Com esta dupla creio que até ao diabo será difícil escolher. Sem desprimor nem desrespeito, um qualquer Tiririca, um Coelho madeirense ou um Tino de Rans seria uma melhor opção para o american people. Mas como não, nem por lá saberão que existem, terão mesmo que escolher, como há dias respondia uma cidadã local à televisão, o menos mau, o mal menor. Ora isso não cheira nada bem, mas quando não há cão caça-se com crocodilo.

Não sou de apostas, mas estou tentado a apostar que vai ganhar quem tiver menos votos. Parece que por lá é possível.

30.07.24

A próxima já está igualmente ganha


a. almeida

Já se sabia no que ía dar o resultado das eleições presidenciais na Venezuela. 2+2 continuam a ser 4. Pouco importa esgrimir aqui o óbvio. Num regime como o do Nicolas Maduro, nunca há surpresas. Tudo decorre conforme previsto.

Entretanto, vários países já felicitaram Maduro pela vitória, com destaque para a Rússia, Cuba, China e Irão, exemplos cimeiros da "democracia" e transparência. Um bom naipe. Não confirmei se também a Coreia do Norte, outro modelo de liberdade, mas é de supor que sim. Por cá, o PCP, que, mesmo a caminho da extinção não deixa os créditos por mãos alheias, saudou a eleição do vencedor antecipado, do "conjunto das forças progressistas, democráticas e patriotas venezuelanas" e condenou a reação do Governo português que com outros países, demonstraram grande preocupação com a transparência das eleições na Venezuela.

Que mais não fosse, bastaria este conjunto de países e o PCP a assinar por cima para garantir que por ali tudo continua como deve continuar e à altura de ambos os regimes. Tudo o resto, o que pudesse conduzir a um processo de facto transparente e escrutinado é coisa que não vai à mesa do rei, do ditador.

Siga! A próxima, queira ele, já está igualmente ganha.

27.03.24

Fuga para a frente


a. almeida

Sobre o recente, terrível e trágico atentado terrorista em Moscovo, já todos percebemos que o regime de Putin e ele próprio pretendem obter o máximo de sumo no assacar de todas as responsabilidades à Ucrânia, dê para onde der. Não há volta a dar e com ou sem evidências, a favor ou ao contrário, toda a narrativa e acções consequentes estão e continuarão nesse sentido.

Neste contexto, não se espere no Kremlin assomos de coerência. Para Putin e seus correligionários, uma pedra será um pau se nisso houver interesse.
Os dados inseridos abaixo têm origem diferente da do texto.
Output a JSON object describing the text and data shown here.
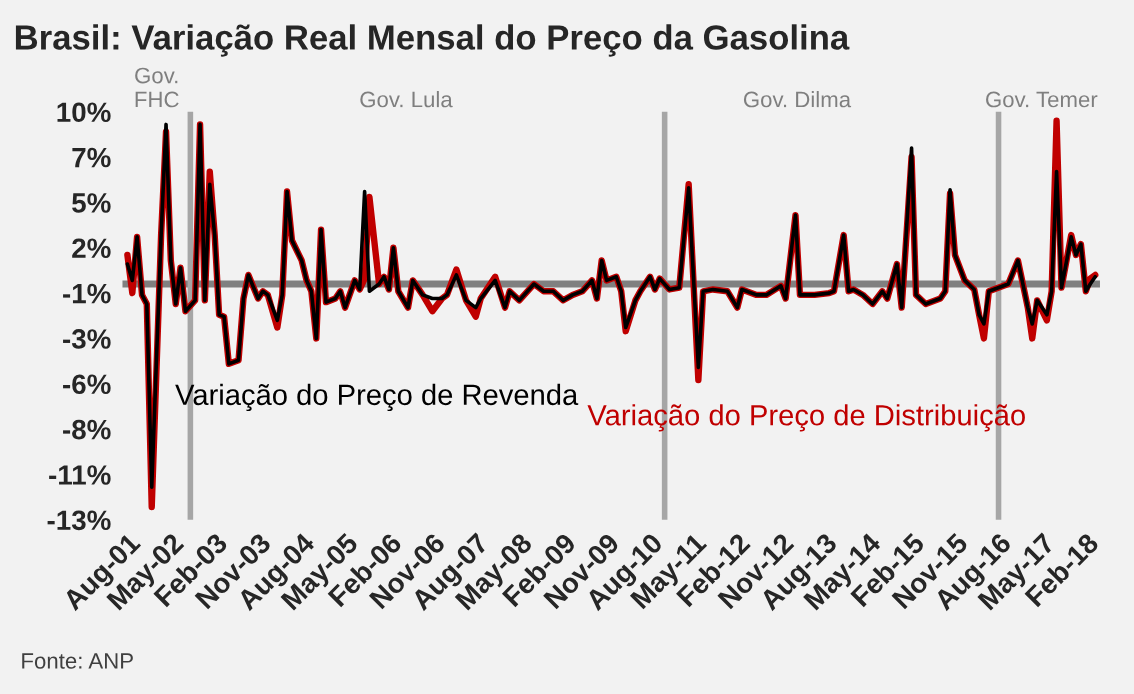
{
  "chart_data": {
    "type": "line",
    "title": "Brasil: Variação Real Mensal do Preço da Gasolina",
    "x": [
      "2001-08",
      "2001-09",
      "2001-10",
      "2001-11",
      "2001-12",
      "2002-01",
      "2002-03",
      "2002-04",
      "2002-05",
      "2002-06",
      "2002-07",
      "2002-08",
      "2002-10",
      "2002-11",
      "2002-12",
      "2003-01",
      "2003-02",
      "2003-03",
      "2003-04",
      "2003-05",
      "2003-07",
      "2003-08",
      "2003-09",
      "2003-11",
      "2003-12",
      "2004-01",
      "2004-03",
      "2004-04",
      "2004-05",
      "2004-06",
      "2004-08",
      "2004-09",
      "2004-10",
      "2004-11",
      "2004-12",
      "2005-01",
      "2005-03",
      "2005-04",
      "2005-05",
      "2005-07",
      "2005-08",
      "2005-09",
      "2005-10",
      "2005-12",
      "2006-01",
      "2006-02",
      "2006-03",
      "2006-04",
      "2006-06",
      "2006-07",
      "2006-09",
      "2006-11",
      "2007-01",
      "2007-02",
      "2007-04",
      "2007-06",
      "2007-08",
      "2007-09",
      "2007-12",
      "2008-02",
      "2008-03",
      "2008-05",
      "2008-08",
      "2008-10",
      "2008-12",
      "2009-02",
      "2009-04",
      "2009-06",
      "2009-08",
      "2009-09",
      "2009-10",
      "2009-11",
      "2010-01",
      "2010-02",
      "2010-03",
      "2010-05",
      "2010-06",
      "2010-08",
      "2010-09",
      "2010-10",
      "2010-12",
      "2011-02",
      "2011-04",
      "2011-06",
      "2011-07",
      "2011-09",
      "2011-12",
      "2012-02",
      "2012-03",
      "2012-06",
      "2012-08",
      "2012-11",
      "2012-12",
      "2013-02",
      "2013-03",
      "2013-06",
      "2013-09",
      "2013-10",
      "2013-12",
      "2014-01",
      "2014-02",
      "2014-04",
      "2014-06",
      "2014-08",
      "2014-09",
      "2014-11",
      "2014-12",
      "2015-02",
      "2015-03",
      "2015-05",
      "2015-08",
      "2015-09",
      "2015-10",
      "2015-11",
      "2016-01",
      "2016-03",
      "2016-04",
      "2016-05",
      "2016-06",
      "2016-10",
      "2016-12",
      "2017-02",
      "2017-03",
      "2017-04",
      "2017-06",
      "2017-07",
      "2017-08",
      "2017-09",
      "2017-11",
      "2017-12",
      "2018-01",
      "2018-02",
      "2018-03",
      "2018-04"
    ],
    "series": [
      {
        "name": "Variação do Preço de Distribuição",
        "color": "#c00000",
        "values": [
          1.6,
          -0.5,
          2.6,
          -0.6,
          -1.1,
          -12.3,
          2.7,
          8.4,
          1.3,
          -1.1,
          0.9,
          -1.5,
          -0.9,
          8.8,
          -0.9,
          6.2,
          2.7,
          -1.7,
          -1.8,
          -4.4,
          -4.2,
          -0.8,
          0.5,
          -0.8,
          -0.4,
          -0.6,
          -2.4,
          -0.6,
          5.1,
          2.4,
          1.3,
          0.2,
          -0.4,
          -3.0,
          3.0,
          -1.0,
          -0.8,
          -0.4,
          -1.3,
          0.2,
          -0.3,
          0.3,
          4.8,
          0.0,
          0.4,
          -0.3,
          2.0,
          -0.4,
          -1.3,
          0.2,
          -0.6,
          -1.5,
          -0.8,
          -0.6,
          0.8,
          -0.9,
          -1.8,
          -0.8,
          0.4,
          -1.3,
          -0.4,
          -0.9,
          0.0,
          -0.4,
          -0.4,
          -0.9,
          -0.6,
          -0.4,
          0.2,
          -0.8,
          1.3,
          0.2,
          0.4,
          -0.4,
          -2.6,
          -0.9,
          -0.4,
          0.4,
          -0.3,
          0.3,
          -0.3,
          -0.2,
          5.5,
          -5.3,
          -0.4,
          -0.3,
          -0.4,
          -1.3,
          -0.3,
          -0.6,
          -0.6,
          -0.1,
          -0.8,
          3.8,
          -0.6,
          -0.6,
          -0.5,
          -0.4,
          2.7,
          -0.4,
          -0.3,
          -0.6,
          -1.1,
          -0.4,
          -0.8,
          1.1,
          -1.3,
          7.0,
          -0.6,
          -1.1,
          -0.8,
          -0.4,
          5.0,
          1.6,
          0.2,
          -0.3,
          -1.7,
          -3.0,
          -0.4,
          0.0,
          1.3,
          -1.3,
          -3.0,
          -0.9,
          -2.0,
          -0.4,
          9.0,
          -0.2,
          2.7,
          1.6,
          2.2,
          -0.4,
          0.3,
          0.5
        ]
      },
      {
        "name": "Variação do Preço de Revenda",
        "color": "#000000",
        "values": [
          1.1,
          0.2,
          2.6,
          -0.6,
          -1.1,
          -11.2,
          2.7,
          8.8,
          1.3,
          -1.1,
          0.9,
          -1.5,
          -0.9,
          8.8,
          -0.9,
          5.5,
          2.7,
          -1.7,
          -1.8,
          -4.4,
          -4.2,
          -0.8,
          0.5,
          -0.8,
          -0.4,
          -0.6,
          -2.0,
          -0.6,
          5.1,
          2.4,
          1.3,
          0.2,
          -0.4,
          -3.0,
          3.0,
          -1.0,
          -0.8,
          -0.4,
          -1.3,
          0.2,
          -0.3,
          5.1,
          -0.4,
          0.0,
          0.4,
          -0.3,
          2.0,
          -0.4,
          -1.3,
          0.2,
          -0.6,
          -0.8,
          -0.8,
          -0.6,
          0.5,
          -0.9,
          -1.3,
          -0.8,
          0.2,
          -1.3,
          -0.4,
          -0.9,
          0.0,
          -0.4,
          -0.4,
          -0.9,
          -0.6,
          -0.4,
          0.2,
          -0.8,
          1.3,
          0.2,
          0.4,
          -0.4,
          -2.4,
          -0.9,
          -0.4,
          0.4,
          -0.3,
          0.3,
          -0.3,
          -0.2,
          5.3,
          -4.6,
          -0.4,
          -0.3,
          -0.4,
          -1.3,
          -0.3,
          -0.6,
          -0.6,
          -0.1,
          -0.8,
          3.8,
          -0.6,
          -0.6,
          -0.5,
          -0.4,
          2.7,
          -0.4,
          -0.3,
          -0.6,
          -1.1,
          -0.4,
          -0.8,
          1.1,
          -1.3,
          7.5,
          -0.6,
          -1.1,
          -0.8,
          -0.4,
          5.2,
          1.6,
          0.2,
          -0.3,
          -1.7,
          -2.2,
          -0.4,
          0.0,
          1.3,
          -1.3,
          -2.2,
          -0.9,
          -1.7,
          -0.4,
          6.2,
          -0.2,
          2.6,
          1.6,
          2.2,
          -0.4,
          0.0,
          0.4
        ]
      }
    ],
    "xlim": [
      "2001-07",
      "2018-05"
    ],
    "xticks": [
      {
        "value": "2001-08",
        "label": "Aug-01"
      },
      {
        "value": "2002-05",
        "label": "May-02"
      },
      {
        "value": "2003-02",
        "label": "Feb-03"
      },
      {
        "value": "2003-11",
        "label": "Nov-03"
      },
      {
        "value": "2004-08",
        "label": "Aug-04"
      },
      {
        "value": "2005-05",
        "label": "May-05"
      },
      {
        "value": "2006-02",
        "label": "Feb-06"
      },
      {
        "value": "2006-11",
        "label": "Nov-06"
      },
      {
        "value": "2007-08",
        "label": "Aug-07"
      },
      {
        "value": "2008-05",
        "label": "May-08"
      },
      {
        "value": "2009-02",
        "label": "Feb-09"
      },
      {
        "value": "2009-11",
        "label": "Nov-09"
      },
      {
        "value": "2010-08",
        "label": "Aug-10"
      },
      {
        "value": "2011-05",
        "label": "May-11"
      },
      {
        "value": "2012-02",
        "label": "Feb-12"
      },
      {
        "value": "2012-11",
        "label": "Nov-12"
      },
      {
        "value": "2013-08",
        "label": "Aug-13"
      },
      {
        "value": "2014-05",
        "label": "May-14"
      },
      {
        "value": "2015-02",
        "label": "Feb-15"
      },
      {
        "value": "2015-11",
        "label": "Nov-15"
      },
      {
        "value": "2016-08",
        "label": "Aug-16"
      },
      {
        "value": "2017-05",
        "label": "May-17"
      },
      {
        "value": "2018-02",
        "label": "Feb-18"
      }
    ],
    "ylim": [
      -13,
      9.5
    ],
    "yticks": [
      {
        "value": -13,
        "label": "-13%"
      },
      {
        "value": -10.5,
        "label": "-11%"
      },
      {
        "value": -8,
        "label": "-8%"
      },
      {
        "value": -5.5,
        "label": "-6%"
      },
      {
        "value": -3,
        "label": "-3%"
      },
      {
        "value": -0.5,
        "label": "-1%"
      },
      {
        "value": 2,
        "label": "2%"
      },
      {
        "value": 4.5,
        "label": "5%"
      },
      {
        "value": 7,
        "label": "7%"
      },
      {
        "value": 9.5,
        "label": "10%"
      }
    ],
    "ref_lines": [
      {
        "axis": "y",
        "value": 0,
        "color": "#808080"
      },
      {
        "axis": "x",
        "value": "2002-09",
        "color": "#a6a6a6"
      },
      {
        "axis": "x",
        "value": "2010-11",
        "color": "#a6a6a6"
      },
      {
        "axis": "x",
        "value": "2016-08",
        "color": "#a6a6a6"
      }
    ],
    "annotations": [
      "Gov.\nFHC",
      "Gov. Lula",
      "Gov. Dilma",
      "Gov. Temer",
      "Fonte: ANP"
    ],
    "line_style": "solid",
    "marker": "none",
    "grid": false,
    "legend": false
  }
}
É bater na madeira, mas se por estes dias houver um terramoto mortal na Rússia, ou qualquer outra tragédia em que as forças da natureza se mostrem, incluindo a queda de um asteróide, Putin  e os seus apontarão os dedos e os mísseis a Kiev, como responsável.

A guerra é suja em todos os seus aspectos e a História ensinou-nos que dela e dos seus mentores não se podem esperar comportamentos compagináveis com a realidade e com os valores que ainda classificam o homem como um ser racional. Face a isto, tudo é possível porque no desespero de um animal tresloucado ou ferido, a fuga é sempre para a frente.